去年、元日の能登半島地震以降、漁獲量の低迷が続く富山湾のシロエビとベニズワイガニ。
県は、その状況を詳しく調べるため、最新鋭のロボットを駆使した海底調査を29日から実施します。調査に先立ち、28日、報道陣に調査概要が発表されました。
こちらが調査で使用するロボットです。
潮の流れがある海の中でも自動制御で静止し、4Kのビデオカメラでシロエビやベニズワイガニの生息環境を鮮明に撮影することができます。
*海上技術安全研究所 篠野雅彦さん
「自分で自律で判断して海底に近づいて自分で動く、数メートルまで近づいて、カメラで撮影する。

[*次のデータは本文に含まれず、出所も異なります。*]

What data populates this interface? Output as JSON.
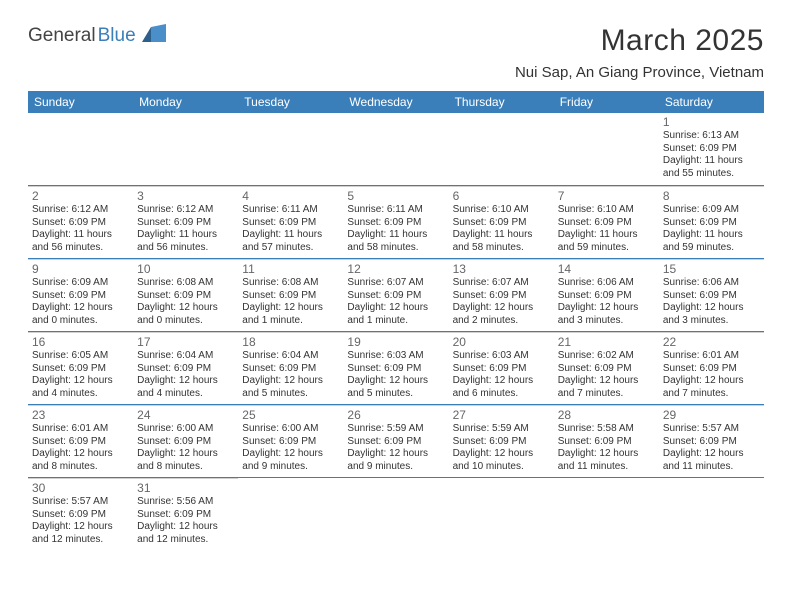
{
  "logo": {
    "text1": "General",
    "text2": "Blue"
  },
  "title": "March 2025",
  "location": "Nui Sap, An Giang Province, Vietnam",
  "header_bg": "#3a7fba",
  "day_names": [
    "Sunday",
    "Monday",
    "Tuesday",
    "Wednesday",
    "Thursday",
    "Friday",
    "Saturday"
  ],
  "weeks": [
    [
      null,
      null,
      null,
      null,
      null,
      null,
      {
        "n": "1",
        "sr": "Sunrise: 6:13 AM",
        "ss": "Sunset: 6:09 PM",
        "dl": "Daylight: 11 hours and 55 minutes."
      }
    ],
    [
      {
        "n": "2",
        "sr": "Sunrise: 6:12 AM",
        "ss": "Sunset: 6:09 PM",
        "dl": "Daylight: 11 hours and 56 minutes."
      },
      {
        "n": "3",
        "sr": "Sunrise: 6:12 AM",
        "ss": "Sunset: 6:09 PM",
        "dl": "Daylight: 11 hours and 56 minutes."
      },
      {
        "n": "4",
        "sr": "Sunrise: 6:11 AM",
        "ss": "Sunset: 6:09 PM",
        "dl": "Daylight: 11 hours and 57 minutes."
      },
      {
        "n": "5",
        "sr": "Sunrise: 6:11 AM",
        "ss": "Sunset: 6:09 PM",
        "dl": "Daylight: 11 hours and 58 minutes."
      },
      {
        "n": "6",
        "sr": "Sunrise: 6:10 AM",
        "ss": "Sunset: 6:09 PM",
        "dl": "Daylight: 11 hours and 58 minutes."
      },
      {
        "n": "7",
        "sr": "Sunrise: 6:10 AM",
        "ss": "Sunset: 6:09 PM",
        "dl": "Daylight: 11 hours and 59 minutes."
      },
      {
        "n": "8",
        "sr": "Sunrise: 6:09 AM",
        "ss": "Sunset: 6:09 PM",
        "dl": "Daylight: 11 hours and 59 minutes."
      }
    ],
    [
      {
        "n": "9",
        "sr": "Sunrise: 6:09 AM",
        "ss": "Sunset: 6:09 PM",
        "dl": "Daylight: 12 hours and 0 minutes."
      },
      {
        "n": "10",
        "sr": "Sunrise: 6:08 AM",
        "ss": "Sunset: 6:09 PM",
        "dl": "Daylight: 12 hours and 0 minutes."
      },
      {
        "n": "11",
        "sr": "Sunrise: 6:08 AM",
        "ss": "Sunset: 6:09 PM",
        "dl": "Daylight: 12 hours and 1 minute."
      },
      {
        "n": "12",
        "sr": "Sunrise: 6:07 AM",
        "ss": "Sunset: 6:09 PM",
        "dl": "Daylight: 12 hours and 1 minute."
      },
      {
        "n": "13",
        "sr": "Sunrise: 6:07 AM",
        "ss": "Sunset: 6:09 PM",
        "dl": "Daylight: 12 hours and 2 minutes."
      },
      {
        "n": "14",
        "sr": "Sunrise: 6:06 AM",
        "ss": "Sunset: 6:09 PM",
        "dl": "Daylight: 12 hours and 3 minutes."
      },
      {
        "n": "15",
        "sr": "Sunrise: 6:06 AM",
        "ss": "Sunset: 6:09 PM",
        "dl": "Daylight: 12 hours and 3 minutes."
      }
    ],
    [
      {
        "n": "16",
        "sr": "Sunrise: 6:05 AM",
        "ss": "Sunset: 6:09 PM",
        "dl": "Daylight: 12 hours and 4 minutes."
      },
      {
        "n": "17",
        "sr": "Sunrise: 6:04 AM",
        "ss": "Sunset: 6:09 PM",
        "dl": "Daylight: 12 hours and 4 minutes."
      },
      {
        "n": "18",
        "sr": "Sunrise: 6:04 AM",
        "ss": "Sunset: 6:09 PM",
        "dl": "Daylight: 12 hours and 5 minutes."
      },
      {
        "n": "19",
        "sr": "Sunrise: 6:03 AM",
        "ss": "Sunset: 6:09 PM",
        "dl": "Daylight: 12 hours and 5 minutes."
      },
      {
        "n": "20",
        "sr": "Sunrise: 6:03 AM",
        "ss": "Sunset: 6:09 PM",
        "dl": "Daylight: 12 hours and 6 minutes."
      },
      {
        "n": "21",
        "sr": "Sunrise: 6:02 AM",
        "ss": "Sunset: 6:09 PM",
        "dl": "Daylight: 12 hours and 7 minutes."
      },
      {
        "n": "22",
        "sr": "Sunrise: 6:01 AM",
        "ss": "Sunset: 6:09 PM",
        "dl": "Daylight: 12 hours and 7 minutes."
      }
    ],
    [
      {
        "n": "23",
        "sr": "Sunrise: 6:01 AM",
        "ss": "Sunset: 6:09 PM",
        "dl": "Daylight: 12 hours and 8 minutes."
      },
      {
        "n": "24",
        "sr": "Sunrise: 6:00 AM",
        "ss": "Sunset: 6:09 PM",
        "dl": "Daylight: 12 hours and 8 minutes."
      },
      {
        "n": "25",
        "sr": "Sunrise: 6:00 AM",
        "ss": "Sunset: 6:09 PM",
        "dl": "Daylight: 12 hours and 9 minutes."
      },
      {
        "n": "26",
        "sr": "Sunrise: 5:59 AM",
        "ss": "Sunset: 6:09 PM",
        "dl": "Daylight: 12 hours and 9 minutes."
      },
      {
        "n": "27",
        "sr": "Sunrise: 5:59 AM",
        "ss": "Sunset: 6:09 PM",
        "dl": "Daylight: 12 hours and 10 minutes."
      },
      {
        "n": "28",
        "sr": "Sunrise: 5:58 AM",
        "ss": "Sunset: 6:09 PM",
        "dl": "Daylight: 12 hours and 11 minutes."
      },
      {
        "n": "29",
        "sr": "Sunrise: 5:57 AM",
        "ss": "Sunset: 6:09 PM",
        "dl": "Daylight: 12 hours and 11 minutes."
      }
    ],
    [
      {
        "n": "30",
        "sr": "Sunrise: 5:57 AM",
        "ss": "Sunset: 6:09 PM",
        "dl": "Daylight: 12 hours and 12 minutes."
      },
      {
        "n": "31",
        "sr": "Sunrise: 5:56 AM",
        "ss": "Sunset: 6:09 PM",
        "dl": "Daylight: 12 hours and 12 minutes."
      },
      null,
      null,
      null,
      null,
      null
    ]
  ]
}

ソナーではなく、カメラ観測を主にしているのが特徴」
調査では、映像に映ったベニズワイガニのハサミの大きさなどから漁獲対象となるオスを判別し、その生息密度を推定します。
また、調査では海水に含まれる生物由来のDNAを観測する装置も導入され、シロエビやベニズワイガニがその程度、生息しているかを調べるということです。
調査範囲は、富山湾の庄川河口から1.6キロ沖合に位置する水深300メートル前後のシロエビの漁場と14キロ沖合に位置する水深900メートル前後のベニズワイガニの漁場です。
これらの漁場では県が去年、実施した調査で、能登半島地震で発生した「海底地すべり」の影響で生息密度が低下した可能性があるとの結果をまとめていて、今回、その裏付けとなるデータを採取します。
*県水産研究所 辻本良所長
「被害の状況をしっかり把握して今後の水産資源管理にどう生かすか漁業者と話しあいながら早く水産資源の回復につなげるように、つながるように努めたい」
去年、元日の地震発生以降、低迷が続く漁獲量、シロエビは、今年、地震前の同じ時期と比べ、わずか17%、ベニズワイガニは70%に留まっています。
漁獲量低迷と地震の影響の因果関係、特定につながるか、海底の地質に詳しい研究者も今回の調査に期待しています。
*富山大学 学術研究部 立石良准教授
「どういった種類(の生物)がいるのか調べることで、水産物の被害や漁獲量の減少といったところにも一定の答えが得られることを期待している」
調査は、来月1日まで行われ、今年12月をめどに結果をまとめるということです。